OAKLAND
ORACLE ARENA'S BEST drawing card was on the floor Wednesday night. Long-lost Warriors guard Monta Ellis? Yes, he was out there, too. But he simply surfaced for a pregame shooting drill to test that franchise-jeopardizing left ankle, and/or to give the early-arriving crowd a reason to buy future tickets.
The real draw, of course, was Kobe Bryant, property of your Los Angeles Lakers. (Sorry, but there were just too many cheers all night for a star player on an arch rival.)
The real question, as the Lakers pulled away for a 114-106 win before a sellout crowd of 19,596, was exactly how and, while we're at it, when will the Warriors have a star anywhere close to Bryant's galaxy?
That's what the Warriors are desperately trying to find out this season. And next season. And so on, and so on.
The Warriors are banking a perfect term, in this case on Ellis to be their star, as well as rookie Anthony Randolph. Wednesday night, both gave the Warriors what they wanted, even if it meant far too little to the game's outcome.
For Ellis, his return or, actually, season debut is drawing imminent. Judging by his dog-and-pony-show shoot-around Wednesday he made 5 of 10 shots on his first trip around the arc his left ankle looks reborn after last summer's Mississippi Moped Massacre.
As for Randolph, yo, Nellie, where's he been all season?
"Let me coach my team. Let me bring my guy along," coach Don Nelson responded after the game. "(Rushing Randolph) is not good for him. He's taking things for granted and has got to work his way into it."
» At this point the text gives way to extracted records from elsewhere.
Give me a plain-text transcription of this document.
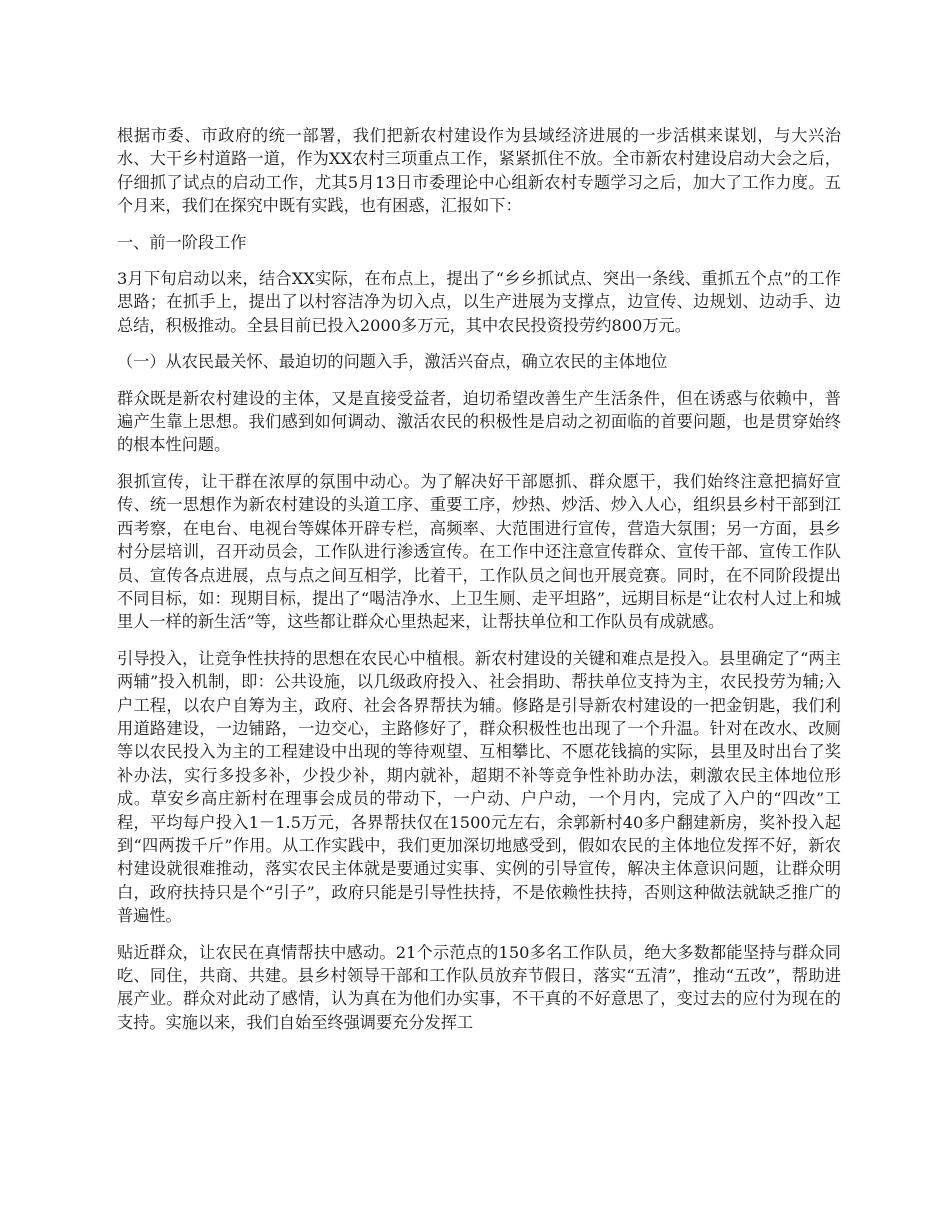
根据市委、市政府的统一部署，我们把新农村建设作为县域经济进展的一步活棋来谋划，与大兴治水、大干乡村道路一道，作为XX农村三项重点工作，紧紧抓住不放。全市新农村建设启动大会之后，仔细抓了试点的启动工作，尤其5月13日市委理论中心组新农村专题学习之后，加大了工作力度。五个月来，我们在探究中既有实践，也有困惑，汇报如下：

一、前一阶段工作

3月下旬启动以来，结合XX实际，在布点上，提出了“乡乡抓试点、突出一条线、重抓五个点”的工作思路；在抓手上，提出了以村容洁净为切入点，以生产进展为支撑点，边宣传、边规划、边动手、边总结，积极推动。全县目前已投入2000多万元，其中农民投资投劳约800万元。

（一）从农民最关怀、最迫切的问题入手，激活兴奋点，确立农民的主体地位

群众既是新农村建设的主体，又是直接受益者，迫切希望改善生产生活条件，但在诱惑与依赖中，普遍产生靠上思想。我们感到如何调动、激活农民的积极性是启动之初面临的首要问题，也是贯穿始终的根本性问题。

狠抓宣传，让干群在浓厚的氛围中动心。为了解决好干部愿抓、群众愿干，我们始终注意把搞好宣传、统一思想作为新农村建设的头道工序、重要工序，炒热、炒活、炒入人心，组织县乡村干部到江西考察，在电台、电视台等媒体开辟专栏，高频率、大范围进行宣传，营造大氛围；另一方面，县乡村分层培训，召开动员会，工作队进行渗透宣传。在工作中还注意宣传群众、宣传干部、宣传工作队员、宣传各点进展，点与点之间互相学，比着干，工作队员之间也开展竞赛。同时，在不同阶段提出不同目标，如：现期目标，提出了“喝洁净水、上卫生厕、走平坦路”，远期目标是“让农村人过上和城里人一样的新生活”等，这些都让群众心里热起来，让帮扶单位和工作队员有成就感。

引导投入，让竞争性扶持的思想在农民心中植根。新农村建设的关键和难点是投入。县里确定了“两主两辅”投入机制，即：公共设施，以几级政府投入、社会捐助、帮扶单位支持为主，农民投劳为辅;入户工程，以农户自筹为主，政府、社会各界帮扶为辅。修路是引导新农村建设的一把金钥匙，我们利用道路建设，一边铺路，一边交心，主路修好了，群众积极性也出现了一个升温。针对在改水、改厕等以农民投入为主的工程建设中出现的等待观望、互相攀比、不愿花钱搞的实际，县里及时出台了奖补办法，实行多投多补，少投少补，期内就补，超期不补等竞争性补助办法，刺激农民主体地位形成。草安乡高庄新村在理事会成员的带动下，一户动、户户动，一个月内，完成了入户的“四改”工程，平均每户投入1－1.5万元，各界帮扶仅在1500元左右，余郭新村40多户翻建新房，奖补投入起到“四两拨千斤”作用。从工作实践中，我们更加深切地感受到，假如农民的主体地位发挥不好，新农村建设就很难推动，落实农民主体就是要通过实事、实例的引导宣传，解决主体意识问题，让群众明白，政府扶持只是个“引子”，政府只能是引导性扶持，不是依赖性扶持，否则这种做法就缺乏推广的普遍性。

贴近群众，让农民在真情帮扶中感动。21个示范点的150多名工作队员，绝大多数都能坚持与群众同吃、同住，共商、共建。县乡村领导干部和工作队员放弃节假日，落实“五清”，推动“五改”，帮助进展产业。群众对此动了感情，认为真在为他们办实事，不干真的不好意思了，变过去的应付为现在的支持。实施以来，我们自始至终强调要充分发挥工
Randolph, the Warriors' first-round draft pick last spring, got freed from the bench only a minute before halftime. All it took was for Brandan Wright to exit with a dislocated left shoulder.
Randolph responded in exciting fashion, racking up eight points, two rebounds, two assists and two blocks (only one of which actually counted) in the third quarter. The byproduct of that: An 80-77 lead for the Warriors with a quarter to go against the Western Conference's kings (no, not the Sacramento version).
But then Randolph disappeared back to the bench in the fourth quarter, and the Warriors' lead also vanished.
Said Randolph: "I'm not in any kind of game shape at all. I haven't played in a couple games."
But didn't he want to play more than the two minutes he was granted in the fourth?
"Of course," Randolph responded. "I always want to be in the game in the deciding minutes."
Randolph said he "appreciates the faith" of fans and media who are growling to see more of him. Nelson, in turn, said he was "proud" of Randolph for playing the "way we expect him to play."
Asked before the game why Randolph is not NBA ready, Nelson responded: "It's everything."
Nellie then lectured the press corps on why Basketball is so much more complex to learn than football and baseball. He claims it takes two to three years to get youngsters up to speed on the NBA life, that they're not fully ready until they're 21 (or old enough to legally drink).
If this season stays on its troubling course, another hot prospect will come the Warriors' way high in the draft. His fate: "He'll probably have to go through the same process all or most young players have to go through," Nelson said.
Ellis was brought along slowly, and he virtually was a bit player on the enormous playoff stage two years ago. Randolph won't be rushed along, either, although that certainly could change with injuries to Wright and Stephen Jackson (out two to four weeks with a bad hammy).
When a team doesn't have a bona fide star, sometimes that leads every guy on the court to think he's the next Kobe Bryant. It worked Dec. 26 when the Warriors knocked off the Boston Celtics here, relying on Jackson, Marco Belinelli and Ronny Turiaf to counter the Celtics' Big Three.
The Lakers' Big Three won their matchups when it counted, those being Bryant (21 points), Pau Gasol (33 points, 18 rebounds) and Andrew Bynum (18 points, 11 rebounds).
The Warriors didn't have a star who could pull them all the way through this upset bid. No sign of Ellis or Randolph. No disrespect intended to the fourth-quarter efforts of Andris Biedrins and Jamal Crawford.
The Warriors needed something more. They need Ellis' fast-paced style. They need more of Randolph. They need a bountiful offseason that brings in more help via a lucky lottery pick or a shrewd trade.
Or will Ellis and Randolph be the ones traded? Yes, the Warriors certainly could find themselves in a pickle once again, for neither player seems happy about his place in the Warriors' crumbling universe.
And if no stars show up in the Warriors' uniforms in the near future, they might again have to rely on Bryant to bring out courtside celebrities.
Then again, we hear that one star is back in Oakland, that being Jason Giambi.